Rosi Khan is a remote village some two hours by road north of Kandahar city, a rural region that is difficult for humanitarian officials and journalists to reach quickly.
Civilian deaths have long caused friction between Karzai’s government and the US and Nato. But following the US operation in western Afghanistan in August, relations between Afghanistan and the United States were seriously damaged. Karzai called for a review of operations by US forces in Afghan villages.
An Afghan government commission found the August 22 attack on the village of Aziziabad killed some 90 Afghan civilians – a finding backed by a preliminary UN report. The US military at first said only 30 militants were killed and no civilians. But days later the military said up to seven civilians had died.

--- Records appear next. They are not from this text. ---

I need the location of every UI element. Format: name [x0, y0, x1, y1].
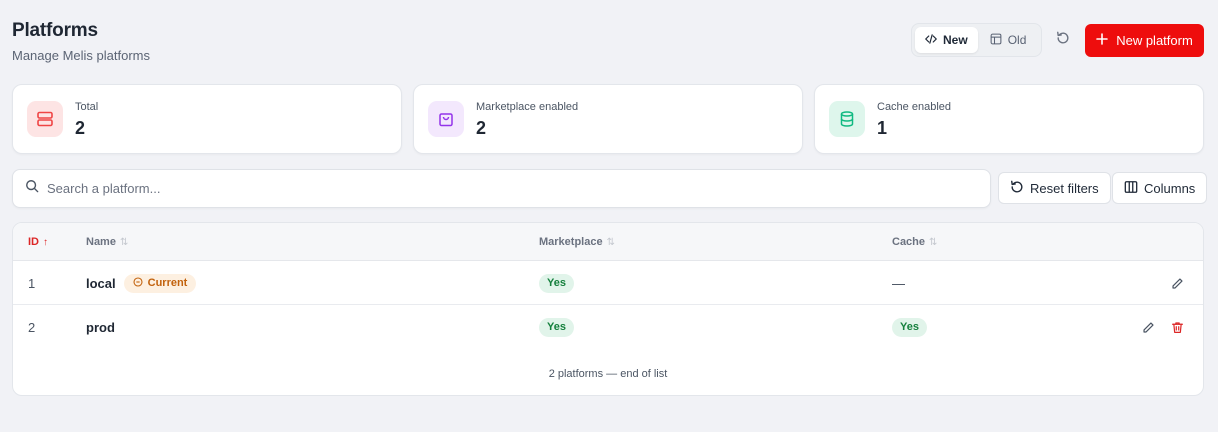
stat-label: Total	[75, 101, 99, 113]
sort-icon: ⇅	[119, 236, 129, 248]
column-label: ID	[28, 236, 39, 248]
columns-button[interactable]: Columns	[1112, 172, 1208, 204]
stat-value: 2	[75, 118, 86, 138]
view-old-button[interactable]: Old	[980, 27, 1037, 53]
column-label: Name	[86, 236, 116, 248]
view-toggle: New Old	[911, 23, 1042, 57]
reset-filters-button[interactable]: Reset filters	[998, 172, 1111, 204]
columns-icon	[1124, 180, 1138, 197]
plus-icon	[1096, 33, 1109, 48]
sort-icon: ⇅	[929, 236, 938, 248]
current-badge-label: Current	[147, 277, 188, 289]
new-platform-button[interactable]: New platform	[1085, 24, 1204, 57]
cell-marketplace: Yes	[539, 305, 574, 349]
view-new-label: New	[943, 33, 968, 47]
layout-icon	[990, 33, 1002, 48]
table-header: ID ↑ Name ⇅ Marketplace ⇅ Cache ⇅	[13, 223, 1203, 261]
edit-icon[interactable]	[1169, 275, 1185, 291]
delete-icon[interactable]	[1169, 319, 1185, 335]
new-platform-label: New platform	[1116, 33, 1193, 48]
page-subtitle: Manage Melis platforms	[12, 48, 150, 63]
cell-marketplace: Yes	[539, 261, 574, 305]
clock-icon	[133, 276, 143, 290]
cell-cache: Yes	[892, 305, 927, 349]
platform-name: prod	[86, 319, 115, 335]
reset-icon	[1010, 180, 1024, 197]
stat-card-total: Total 2	[12, 84, 402, 154]
page-header: Platforms Manage Melis platforms	[12, 20, 150, 63]
view-old-label: Old	[1007, 33, 1027, 47]
search-box	[12, 169, 991, 208]
yes-pill: Yes	[892, 317, 927, 337]
stat-label: Cache enabled	[877, 101, 952, 113]
column-header-name[interactable]: Name ⇅	[86, 236, 128, 248]
yes-pill: Yes	[539, 273, 574, 293]
columns-label: Columns	[1144, 180, 1196, 196]
column-header-marketplace[interactable]: Marketplace ⇅	[539, 236, 615, 248]
cell-cache: —	[892, 275, 905, 291]
refresh-button[interactable]	[1051, 28, 1075, 52]
server-icon	[27, 101, 63, 137]
view-new-button[interactable]: New	[915, 27, 978, 53]
cell-id: 1	[28, 275, 36, 291]
search-input[interactable]	[47, 181, 947, 196]
database-icon	[829, 101, 865, 137]
edit-icon[interactable]	[1140, 319, 1156, 335]
table-row[interactable]: 1 local Current Yes —	[13, 261, 1203, 305]
shopping-bag-icon	[428, 101, 464, 137]
column-label: Marketplace	[539, 236, 603, 248]
current-badge: Current	[123, 273, 197, 293]
sort-ascending-icon: ↑	[43, 236, 48, 248]
code-icon	[925, 33, 937, 48]
stat-value: 2	[476, 118, 487, 138]
stat-card-marketplace: Marketplace enabled 2	[413, 84, 803, 154]
reset-filters-label: Reset filters	[1030, 180, 1099, 196]
refresh-icon	[1056, 31, 1070, 50]
sort-icon: ⇅	[606, 236, 615, 248]
stat-label: Marketplace enabled	[476, 101, 579, 113]
column-header-id[interactable]: ID ↑	[28, 236, 48, 248]
cell-name: prod	[86, 305, 115, 349]
yes-pill: Yes	[539, 317, 574, 337]
table-row[interactable]: 2 prod Yes Yes	[13, 305, 1203, 349]
platforms-table: ID ↑ Name ⇅ Marketplace ⇅ Cache ⇅ 1 loca…	[12, 222, 1204, 396]
column-label: Cache	[892, 236, 926, 248]
table-footer: 2 platforms — end of list	[548, 368, 668, 380]
stat-card-cache: Cache enabled 1	[814, 84, 1204, 154]
cell-id: 2	[28, 319, 36, 335]
search-icon	[25, 179, 39, 198]
stat-value: 1	[877, 118, 888, 138]
column-header-cache[interactable]: Cache ⇅	[892, 236, 937, 248]
platform-name: local	[86, 275, 116, 291]
page-title: Platforms	[12, 20, 98, 41]
cell-name: local Current	[86, 261, 197, 305]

However, after video of Aziziabad emerged days later showing what appeared to be dozens of bodies, the US appointed a US-based one-star general to investigate. His report found the US operation killed 33 civilians. The report said US troops were justified in firing on the village because militants had first fired on them and wounded a US soldier.
President Karzai, speaking on the grounds of the presidential palace in Kabul, said “race, colour and ethnicity” will disappear as a factor in politics around the world because of Obama’s election.
He used the occasion to press the US government to “take the fight (to) where the training centres and the resources of the terrorists are,” a reference to Pakistan’s lawless tribal areas.
Obama has said that if he is elected, he could launch unilateral attacks on high-value terrorist targets in Pakistan as they become exposed and “if Pakistan cannot or will not act” against them.